Organic search engine traffic is one of the leading sources of visitors to most websites, climbing to 53% of all site traffic in 2019. But many don’t realize that search engines can have trouble finding their pages and recommending them to searchers for purely technical reasons. It’s important to check that the URLs of your most important pages are visible to search engines. Using the right keywords, metadata, and tags can ensure that your pages are indexed by search engines.
Search engines send bots to crawl as many web pages as possible and add them to their index. They access URLs and download them in some ways similar to browsers, but with some key differences. This can lead to search engines not fully reading certain pages even if humans can visit them normally, so these pages won’t get indexed. Search engines have a ‘crawl budget’ and won’t crawl too many pages on the same site, so it’s essential to focus their attention on your most important pages and prevent them from wasting crawl budget on extraneous pages.
Avoid confusion with duplicate URLs
Sites may use multiple URLs for the same or similar pages, and search engines can’t always distinguish between them and simply direct users to a single version. Several tools exist to tell search engines what purpose a page serves and which page is the ‘definitive’ version that search engines should index. The <link rel=”canonical”> or canonical link attribute plays a major role in redirecting search engines from non-canonical pages toward the version that is intended to be seen by search engines. Putting the canonical in the <head> of the alternate versions as well as the canonical page itself will point search engines to it.
Sites should check that they use canonicals for all potential versions of their pages, such as mobile versions, HTTP and HTTPS versions, www vs. non-www versions, foreign language versions, and more. They should also ensure that they don’t use multiple canonicals on a page, or they will get ignored. Other ways to direct search engine bots to the canonical page can be used, such as using the right URL in sitemaps and creating 301 redirects from alternate pages, though too many redirects can cut into the crawl budget.
Allow pages to be indexed
Another reason pages don’t appear in search results is because they are set to block search engine bots from finding and indexing them. This usually happens unintentionally, and it’s necessary to review pages so see if they have been given the wrong setting. The robots meta tag in a page head can include a noindex directive to tell search engines to not index them. Additionally, the robots.txt file can list the URLs on the site and tell automated bots which pages to crawl and which they shouldn’t. Both of these should be reviewed to make sure pages are not blocked from indexing unintentionally.
Using all correct metadata
One way many websites fail to get noticed by search engines is through neglect of metadata. Every web page has the opportunity to embed additional information that search engines can analyze, so there’s no reason to not use it. Page titles and descriptions that match search keywords will lead searchers to the right page. Many sites use the same generic page title on many pages; give them unique titles instead. Create a meta description that summarizes the page and uses keywords; check that no pages are missing the description.
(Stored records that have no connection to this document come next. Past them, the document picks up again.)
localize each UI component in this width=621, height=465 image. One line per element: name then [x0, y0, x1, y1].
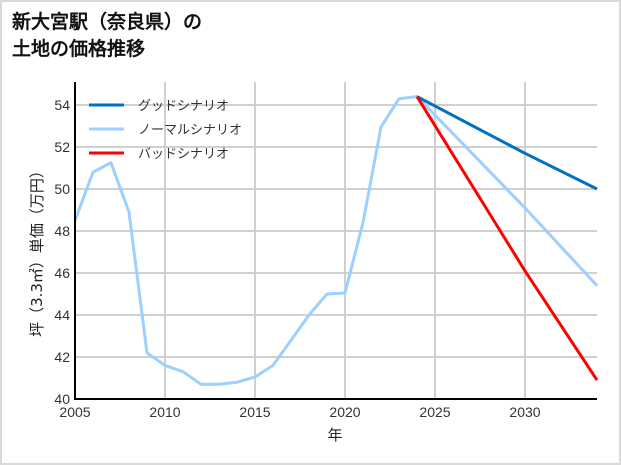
series-line: [416, 95, 598, 191]
y-tick-label: 46: [54, 265, 70, 281]
legend-label: ノーマルシナリオ: [138, 123, 242, 138]
y-tick-label: 50: [54, 181, 70, 197]
y-tick-label: 54: [54, 97, 70, 113]
y-tick-label: 44: [54, 307, 70, 323]
y-tick-labels: 40 42 44 46 48 50 52 54: [54, 97, 70, 407]
x-tick-label: 2015: [239, 404, 270, 420]
series-line: [415, 95, 599, 381]
axes: [74, 82, 597, 400]
series-lines: [73, 95, 599, 386]
y-tick-label: 40: [54, 391, 70, 407]
y-tick-label: 42: [54, 349, 70, 365]
y-tick-label: 52: [54, 139, 70, 155]
chart-title-line2: 土地の価格推移: [12, 38, 146, 60]
x-tick-label: 2025: [419, 404, 450, 420]
x-tick-labels: 2005 2010 2015 2020 2025 2030: [59, 404, 540, 420]
x-tick-label: 2010: [149, 404, 180, 420]
legend-label: バッドシナリオ: [138, 147, 229, 162]
chart-title-line1: 新大宮駅（奈良県）の: [12, 11, 203, 33]
series-line: [73, 95, 599, 386]
chart-title: 新大宮駅（奈良県）の 土地の価格推移: [12, 9, 202, 63]
x-axis-label: 年: [327, 426, 342, 444]
x-tick-label: 2030: [509, 404, 540, 420]
y-axis-label: 坪（3.3㎡）単価（万円）: [28, 163, 46, 337]
y-tick-label: 48: [54, 223, 70, 239]
x-tick-label: 2020: [329, 404, 360, 420]
legend-label: グッドシナリオ: [138, 99, 229, 114]
gridlines: [75, 82, 597, 399]
x-tick-label: 2005: [59, 404, 90, 420]
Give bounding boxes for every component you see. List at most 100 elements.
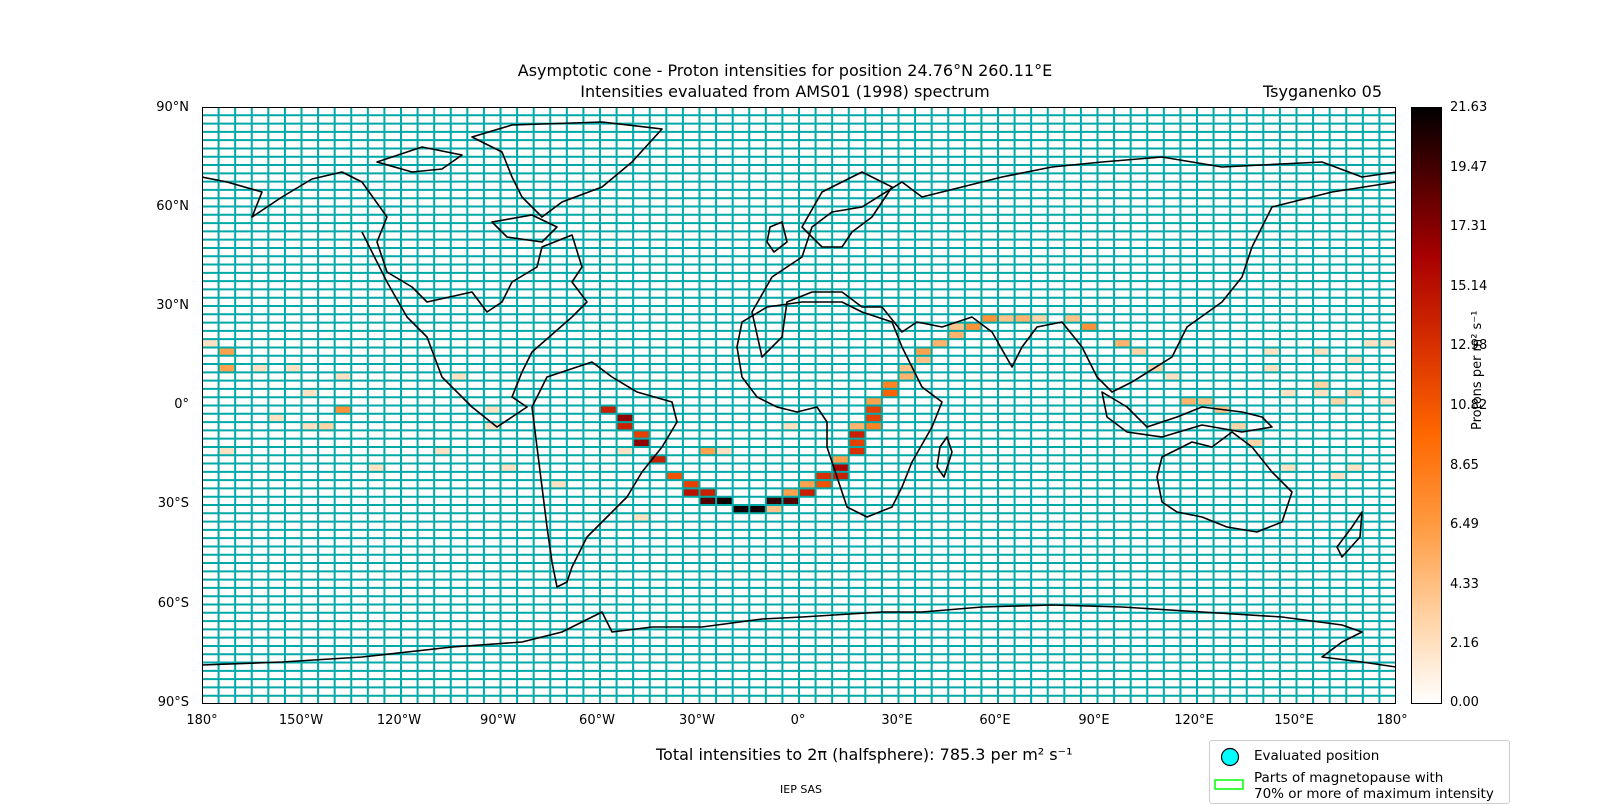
intensity-cell — [716, 496, 733, 505]
intensity-cell — [268, 413, 285, 423]
intensity-cell — [832, 455, 849, 464]
southeast-asia-coastline — [1101, 391, 1273, 438]
intensity-cell — [848, 438, 866, 447]
intensity-cell — [865, 405, 882, 414]
intensity-cell — [600, 405, 617, 414]
lon-label-60w: 60°W — [579, 713, 615, 728]
intensity-cell — [1180, 397, 1197, 406]
legend-magnetopause-line1: Parts of magnetopause with — [1254, 770, 1444, 786]
intensity-cell — [782, 496, 799, 505]
colorbar-tick: 21.63 — [1450, 100, 1488, 115]
lon-label-30e: 30°E — [881, 713, 913, 728]
intensity-cell — [1379, 339, 1396, 348]
africa-coastline — [736, 301, 943, 518]
intensity-cell — [915, 347, 932, 356]
lat-label-90n: 90°N — [156, 100, 189, 115]
intensity-cell — [334, 372, 352, 381]
colorbar-tick: 17.31 — [1450, 219, 1488, 234]
intensity-cell — [881, 380, 899, 389]
intensity-cell — [483, 422, 501, 431]
model-label: Tsyganenko 05 — [1263, 82, 1382, 101]
lon-label-120e: 120°E — [1174, 713, 1214, 728]
lat-label-30n: 30°N — [156, 298, 189, 313]
intensity-cell — [716, 446, 733, 456]
intensity-cell — [782, 422, 799, 431]
intensity-cell — [1329, 471, 1347, 481]
intensity-cell — [1246, 438, 1264, 447]
intensity-cell — [450, 372, 468, 381]
intensity-cell — [749, 505, 766, 514]
intensity-cell — [848, 430, 866, 439]
intensity-cell — [633, 513, 650, 522]
lon-label-150w: 150°W — [278, 713, 324, 728]
intensity-cell — [815, 480, 833, 489]
intensity-cell — [699, 496, 717, 505]
colorbar-tick: 12.98 — [1450, 338, 1488, 353]
intensity-cell — [367, 463, 385, 472]
intensity-cell — [732, 505, 750, 514]
intensity-cell — [1197, 397, 1214, 406]
intensity-cell — [1313, 388, 1330, 398]
intensity-cell — [1130, 347, 1148, 356]
intensity-cell — [500, 463, 518, 472]
intensity-cell — [865, 413, 882, 423]
south-america-coastline — [531, 361, 678, 588]
intensity-cell — [815, 471, 833, 481]
lon-label-0: 0° — [790, 713, 806, 728]
lon-label-180w: 180° — [186, 713, 218, 728]
intensity-cell — [1014, 314, 1032, 323]
intensity-cell — [799, 480, 816, 489]
intensity-cell — [1114, 339, 1131, 348]
intensity-cell — [799, 488, 816, 497]
intensity-cell — [284, 364, 302, 373]
colorbar — [1411, 107, 1442, 704]
intensity-cell — [699, 446, 717, 456]
intensity-cell — [998, 314, 1015, 323]
intensity-cell — [682, 480, 700, 489]
intensity-cell — [898, 372, 916, 381]
intensity-cell — [649, 455, 667, 464]
intensity-cell — [218, 347, 236, 356]
intensity-cell — [881, 388, 899, 398]
intensity-cell — [616, 422, 634, 431]
total-intensity-text: Total intensities to 2π (halfsphere): 78… — [656, 745, 1073, 764]
intensity-cell — [1031, 314, 1048, 323]
colorbar-label: Protons per m² s⁻¹ — [1470, 310, 1485, 430]
intensity-cell — [765, 496, 783, 505]
intensity-cell — [334, 405, 352, 414]
lat-label-60s: 60°S — [157, 596, 189, 611]
colorbar-tick: 10.82 — [1450, 398, 1488, 413]
intensity-cell — [1346, 355, 1363, 365]
title-line-1: Asymptotic cone - Proton intensities for… — [517, 61, 1053, 80]
grid-lines — [202, 107, 1396, 704]
intensity-cell — [550, 480, 567, 489]
scandinavia-coastline — [801, 171, 893, 248]
colorbar-tick: 4.33 — [1450, 577, 1479, 592]
lon-label-120w: 120°W — [376, 713, 422, 728]
legend-magnetopause-line2: 70% or more of maximum intensity — [1254, 786, 1494, 802]
intensity-cell — [865, 397, 882, 406]
evaluated-position-marker-icon — [1220, 747, 1240, 767]
british-isles-coastline — [766, 221, 788, 253]
intensity-cell — [948, 322, 965, 331]
intensity-cell — [898, 364, 916, 373]
lon-label-180e: 180° — [1376, 713, 1408, 728]
intensity-cell — [666, 471, 683, 481]
map-frame — [202, 107, 1396, 704]
intensity-cell — [832, 463, 849, 472]
north-america-coastline — [202, 171, 588, 428]
intensity-cell — [1263, 347, 1280, 356]
intensity-cell — [699, 488, 717, 497]
intensity-cell — [616, 446, 634, 456]
lat-label-60n: 60°N — [156, 199, 189, 214]
intensity-cell — [633, 430, 650, 439]
intensity-cell — [1163, 372, 1181, 381]
madagascar-coastline — [936, 436, 953, 478]
intensity-cell — [1379, 397, 1396, 406]
lon-label-60e: 60°E — [979, 713, 1011, 728]
lon-label-150e: 150°E — [1274, 713, 1314, 728]
title-line-2: Intensities evaluated from AMS01 (1998) … — [580, 82, 990, 101]
intensity-cell — [1279, 388, 1297, 398]
legend-evaluated-position-label: Evaluated position — [1254, 748, 1380, 764]
intensity-cell — [434, 446, 451, 456]
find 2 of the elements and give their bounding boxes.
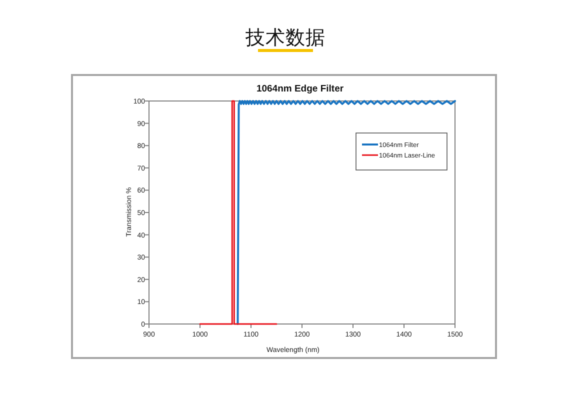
chart-title: 1064nm Edge Filter bbox=[256, 84, 344, 94]
title: 技术数据 bbox=[246, 26, 326, 49]
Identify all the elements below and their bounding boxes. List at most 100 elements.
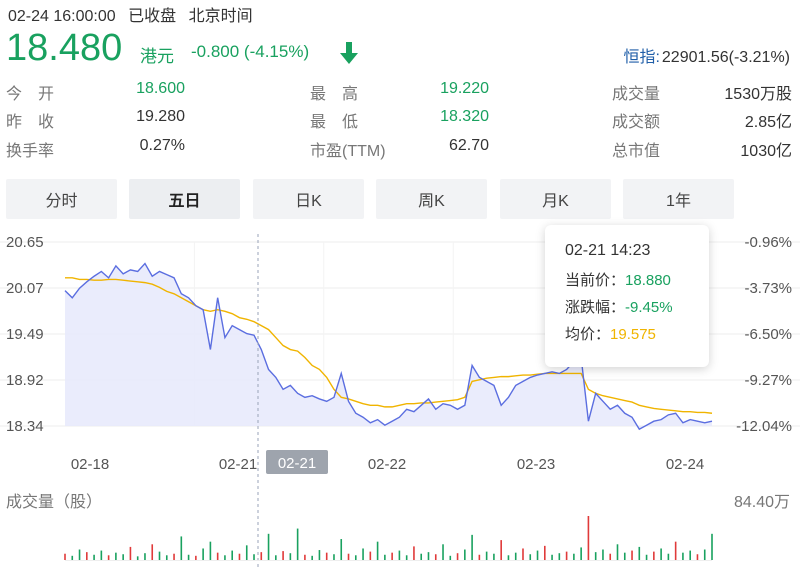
tab-intraday[interactable]: 分时 xyxy=(6,179,117,219)
tooltip-price-row: 当前价：18.880 xyxy=(565,267,709,294)
currency-label: 港元 xyxy=(140,47,174,66)
turnover-rate-value: 0.27% xyxy=(139,137,185,154)
price-area-fill xyxy=(65,263,712,430)
amount-label: 成交额 xyxy=(612,114,661,131)
volume-bar xyxy=(391,552,393,560)
market-cap-value: 1030亿 xyxy=(740,143,792,160)
volume-bar xyxy=(434,554,437,560)
tooltip-time: 02-21 14:23 xyxy=(565,242,651,259)
volume-bar xyxy=(86,552,88,560)
volume-bar xyxy=(674,541,677,560)
volume-bar xyxy=(420,553,423,560)
tab-five-day[interactable]: 五日 xyxy=(129,179,240,219)
open-value: 18.600 xyxy=(136,80,185,97)
volume-bar xyxy=(151,544,154,560)
y-pct-tick-label: -6.50% xyxy=(744,326,792,343)
prev-close-value: 19.280 xyxy=(136,108,185,125)
high-label: 最 高 xyxy=(310,86,359,103)
crosshair-date-label: 02-21 xyxy=(278,455,316,472)
low-value: 18.320 xyxy=(440,108,489,125)
volume-bar xyxy=(653,551,655,560)
volume-bar xyxy=(413,546,415,560)
y-tick-label: 18.34 xyxy=(6,418,44,435)
x-tick-label: 02-18 xyxy=(71,456,109,473)
volume-bar xyxy=(471,534,473,560)
volume-label: 成交量 xyxy=(612,86,661,103)
y-tick-label: 20.65 xyxy=(6,234,44,251)
last-price: 18.480 xyxy=(6,27,123,69)
hang-seng-index[interactable]: 恒指: 22901.56(-3.21%) xyxy=(623,43,790,67)
y-tick-label: 20.07 xyxy=(6,280,44,297)
volume-bar xyxy=(551,554,553,560)
volume-bar xyxy=(696,554,699,560)
index-label[interactable]: 恒指: xyxy=(623,49,660,66)
volume-bar xyxy=(645,554,648,560)
volume-value: 1530万股 xyxy=(724,86,792,103)
tab-daily-k[interactable]: 日K xyxy=(253,179,364,219)
volume-bar xyxy=(71,555,74,560)
x-tick-label: 02-22 xyxy=(368,456,406,473)
quote-status-line: 02-24 16:00:00 已收盘 北京时间 xyxy=(8,2,261,26)
tooltip-avg-label: 均价： xyxy=(565,326,611,343)
average-price-line xyxy=(65,277,713,414)
pe-value: 62.70 xyxy=(448,137,489,154)
amount-value: 2.85亿 xyxy=(744,114,792,131)
volume-bar xyxy=(115,552,117,560)
volume-bar xyxy=(456,553,459,560)
volume-bar xyxy=(623,552,626,560)
volume-bar xyxy=(427,552,430,560)
volume-bar xyxy=(158,551,161,560)
tooltip-avg-value: 19.575 xyxy=(610,326,656,343)
down-arrow-icon xyxy=(340,42,358,64)
volume-bar xyxy=(587,516,590,560)
volume-bar xyxy=(78,549,81,560)
index-value: 22901.56(-3.21%) xyxy=(661,49,790,66)
volume-bar xyxy=(405,555,408,560)
y-pct-tick-label: -3.73% xyxy=(744,280,792,297)
tooltip-change-value: -9.45% xyxy=(625,299,673,316)
volume-chart-title: 成交量（股） xyxy=(6,494,103,511)
tab-monthly-k[interactable]: 月K xyxy=(500,179,611,219)
market-status: 已收盘 xyxy=(128,8,177,25)
tooltip-avg-row: 均价：19.575 xyxy=(565,321,709,348)
volume-bar xyxy=(275,555,277,560)
y-pct-tick-label: -9.27% xyxy=(744,372,792,389)
volume-bar xyxy=(478,554,481,560)
volume-bar xyxy=(580,547,582,560)
y-pct-tick-label: -0.96% xyxy=(744,234,792,251)
volume-bar xyxy=(369,551,372,560)
low-label: 最 低 xyxy=(310,114,359,131)
open-label: 今 开 xyxy=(6,86,55,103)
volume-bar xyxy=(267,533,270,560)
volume-bar xyxy=(224,555,226,560)
market-cap-label: 总市值 xyxy=(612,143,661,160)
tab-one-year[interactable]: 1年 xyxy=(623,179,734,219)
chart-tooltip: 02-21 14:23 当前价：18.880 涨跌幅：-9.45% 均价：19.… xyxy=(545,225,709,367)
volume-bar xyxy=(667,553,670,560)
volume-bar xyxy=(245,545,248,560)
price-change: -0.800 (-4.15%) xyxy=(191,42,310,61)
volume-bar xyxy=(536,550,539,560)
volume-bar xyxy=(398,550,401,560)
x-tick-label: 02-21 xyxy=(219,456,257,473)
volume-bar xyxy=(296,528,299,560)
volume-bar xyxy=(682,552,684,560)
volume-bar xyxy=(187,554,190,560)
volume-bar xyxy=(529,554,532,560)
volume-bar xyxy=(311,555,313,560)
volume-bar xyxy=(340,539,343,560)
volume-bar xyxy=(129,546,132,560)
tooltip-change-row: 涨跌幅：-9.45% xyxy=(565,294,709,321)
volume-max-label: 84.40万 xyxy=(733,494,790,511)
volume-bar xyxy=(180,536,183,560)
tooltip-price-label: 当前价： xyxy=(565,272,626,289)
price-line xyxy=(64,262,713,431)
tab-weekly-k[interactable]: 周K xyxy=(376,179,487,219)
volume-bar xyxy=(304,554,306,560)
volume-bar xyxy=(507,555,510,560)
volume-bar xyxy=(500,540,502,560)
volume-bar xyxy=(64,553,66,560)
volume-bar xyxy=(144,553,146,560)
volume-bar xyxy=(333,554,335,560)
volume-bar xyxy=(384,554,386,560)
Images and videos on pages can include several kinds of metadata. Alt-texts that appear in the image can’t be displayed also provide useful information for image searches, and so can captions. Filenames should also be meaningful rather than strings of letters and numbers. Headings in H1 to H6 tags also show how pages are organized.
Validating accessible URLs for search engines
Running a regular weekly scan of your website can show if you have missing, duplicated, or misused canonicals, directives, and metadata. It can identify how to fix these pressing issues and take action. You can ask Google to recrawl your pages after changes have been made to ensure that the right versions are in their index. Pages that are configured correctly will be more accessible to search engines, bringing more traffic to your content.